Sosyal medya mecralarında kullanılan dilin, Türkçe için tam bir felaket habercisi olduğunu kaydeden Cumhurbaşkanı Erdoğan, “Bu meseleyi ciddiyetle ele almazsak fikri muhtevamızın kısırlaşma tehlikesiyle karşı karşıya kalacağını üzülerek ifade etmek isterim. Bugün milletimizin henüz bir asır önce yazılan Mehmet Akif şiirlerini, Ömer Seyfettin hikâyelerini, hatta Atatürk’ün Gençliğe Hitabesini anlayamaması dilimize yapılan suikastın büyüklüğünü gözler önüne sermektedir. Lisanımızı tehdit eden diğer bir unsur ise tabelalarda, yazışmalarda ve konuşmalarda yabancı kelime kullanma hastalığıdır. Bu salgın da 1930’larda başlayan dilde tasfiye hareketinin menfi neticelerinden biridir. Türkçemizi kısırlaştırma çabaları, aynı zamanda onu Avrupai dillerin istilasına da müsait hâle getirmiştir” diye ekledi.

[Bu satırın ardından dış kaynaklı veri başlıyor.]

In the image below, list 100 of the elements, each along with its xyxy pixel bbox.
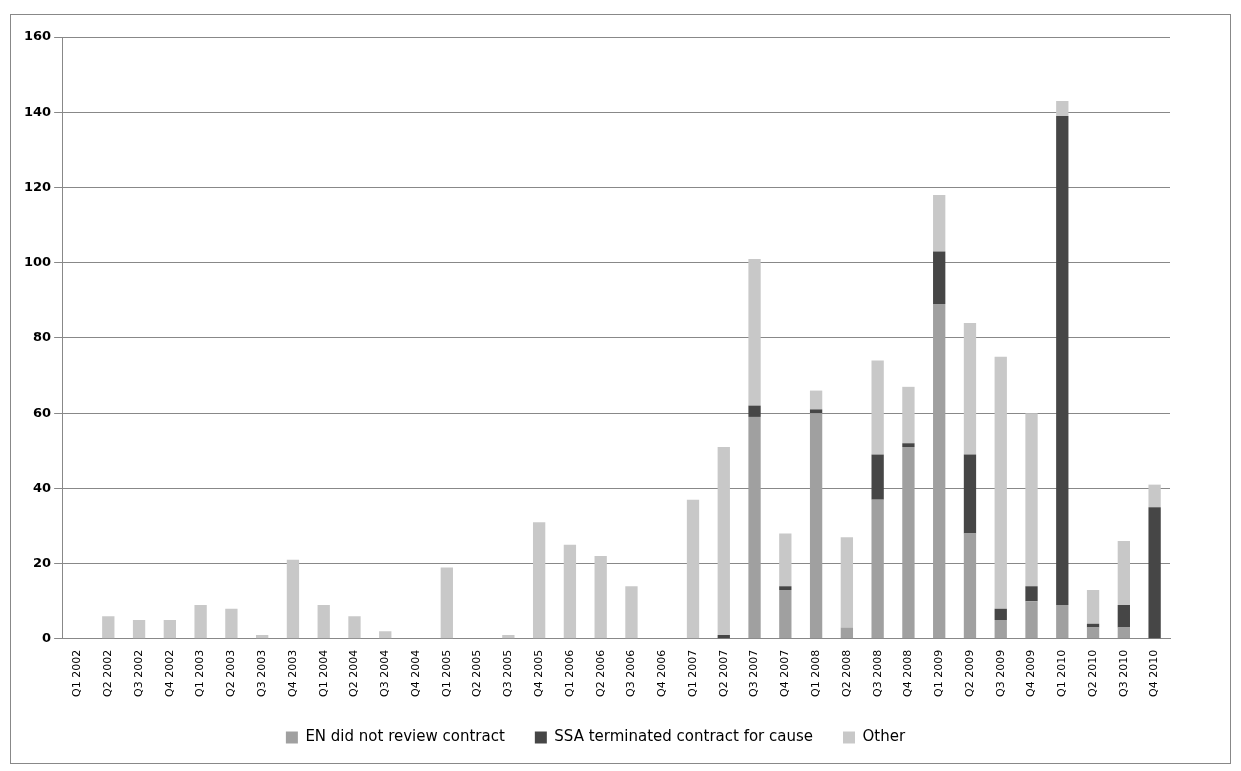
bar [1148,484,1161,508]
bar [686,499,700,639]
x-tick-label: Q2 2009 [962,649,976,698]
bar [902,447,915,639]
bar [994,608,1007,621]
bar [1086,623,1100,628]
bar [933,194,946,252]
bar [809,409,823,414]
bar [963,322,977,455]
x-tick-label: Q1 2003 [193,649,207,698]
bar [348,616,361,639]
x-tick-label: Q1 2009 [932,649,946,698]
x-tick-label: Q1 2006 [562,649,576,698]
bar [1086,589,1100,624]
x-tick-label: Q3 2009 [993,649,1007,698]
bar [748,405,761,417]
bar [871,360,884,455]
legend-label: Other [862,727,906,746]
y-tick-label: 0 [42,630,52,646]
x-tick-label: Q1 2004 [316,649,330,698]
x-tick-label: Q1 2010 [1055,649,1069,698]
bar [132,620,146,639]
bar [994,620,1007,639]
x-tick-label: Q3 2002 [131,649,145,698]
bar [871,499,884,639]
bar [1148,507,1161,639]
x-tick-label: Q4 2005 [531,649,545,698]
bar [779,533,792,587]
bar [994,356,1007,609]
y-tick-label: 80 [33,329,52,345]
bar [532,522,546,639]
bar [748,416,761,639]
bar [717,635,730,639]
x-tick-label: Q1 2008 [808,649,822,698]
bar [1117,541,1130,605]
bar [625,586,638,639]
x-tick-label: Q4 2004 [408,649,422,698]
x-tick-label: Q2 2002 [101,649,115,698]
bar [1056,605,1069,639]
x-tick-label: Q4 2006 [655,649,669,698]
bar [1025,413,1038,587]
bar [1025,601,1038,639]
x-tick-label: Q4 2002 [162,649,176,698]
bar [717,447,730,636]
bar [1117,627,1130,639]
bar [748,258,761,406]
x-tick-label: Q2 2008 [839,649,853,698]
bar [840,627,854,639]
bar [933,251,946,305]
bar [779,586,792,590]
bar [963,533,977,639]
x-tick-label: Q3 2006 [624,649,638,698]
bar [871,454,884,500]
bar [809,413,823,639]
legend-label: EN did not review contract [305,727,505,746]
x-tick-label: Q2 2003 [224,649,238,698]
bar [933,304,946,639]
bar [379,631,392,639]
bar [1025,586,1038,602]
x-tick-label: Q3 2010 [1116,649,1130,698]
bar [1086,627,1100,639]
x-tick-label: Q3 2008 [870,649,884,698]
x-tick-label: Q4 2009 [1024,649,1038,698]
bar [102,616,115,639]
x-tick-label: Q2 2006 [593,649,607,698]
y-tick-label: 60 [33,404,52,420]
x-tick-label: Q3 2003 [255,649,269,698]
bar [502,635,515,639]
bar [286,559,300,639]
bar [163,620,176,639]
x-tick-label: Q3 2007 [747,649,761,698]
bar [1056,115,1069,605]
bar [594,556,607,639]
bar [225,608,238,639]
bar [1056,100,1069,116]
x-tick-label: Q3 2005 [501,649,515,698]
x-tick-label: Q1 2007 [685,649,699,698]
x-tick-label: Q2 2007 [716,649,730,698]
bar [902,443,915,448]
bar [809,390,823,410]
x-tick-label: Q4 2007 [778,649,792,698]
y-tick-label: 160 [24,28,52,44]
x-tick-label: Q4 2010 [1147,649,1161,698]
x-tick-label: Q1 2002 [70,649,84,698]
bar [440,567,453,639]
bar [317,605,330,639]
x-tick-label: Q4 2003 [285,649,299,698]
y-tick-label: 140 [24,103,52,119]
x-tick-label: Q2 2004 [347,649,361,698]
bar [194,605,207,639]
bar [840,537,854,628]
bar [563,544,577,639]
y-tick-label: 20 [33,555,52,570]
x-tick-label: Q2 2005 [470,649,484,698]
x-tick-label: Q1 2005 [439,649,453,698]
y-tick-label: 40 [33,479,52,495]
bar [256,635,269,639]
bar [902,386,915,444]
x-tick-label: Q4 2008 [901,649,915,698]
y-tick-label: 100 [24,254,52,270]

Cumhurbaşkanı Erdoğan, sözlerini şöyle tamamladı: “Çağdaşlıklarını ve ilericiliklerini, ortaya koydukları fikirlerle, eserlerle, ürünlerle değil de kullandıkları yabancı kavramlarla göstermeye çalışanların zavallı hâllerini, acı bir gülümsemeyle takip ediyoruz. Hâlbuki Türkçemizi korumak, geliştirmek ve zenginleştirmek için verdiğimiz mücadele esasında bir millî mücadeledir, bir beka mücadelesidir. İnşallah, diğer mücadelelerimiz gibi dilimizi koruma gayretimizi de başarıyla neticelendireceğiz. Bu konuda takip edeceğimiz yol, Yunus Emre’nin yoludur. Bu duygularla Medyada Doğru Türkçe Kullanımı Ödüllerini alacak medya mensuplarımızı tebrik ediyorum.”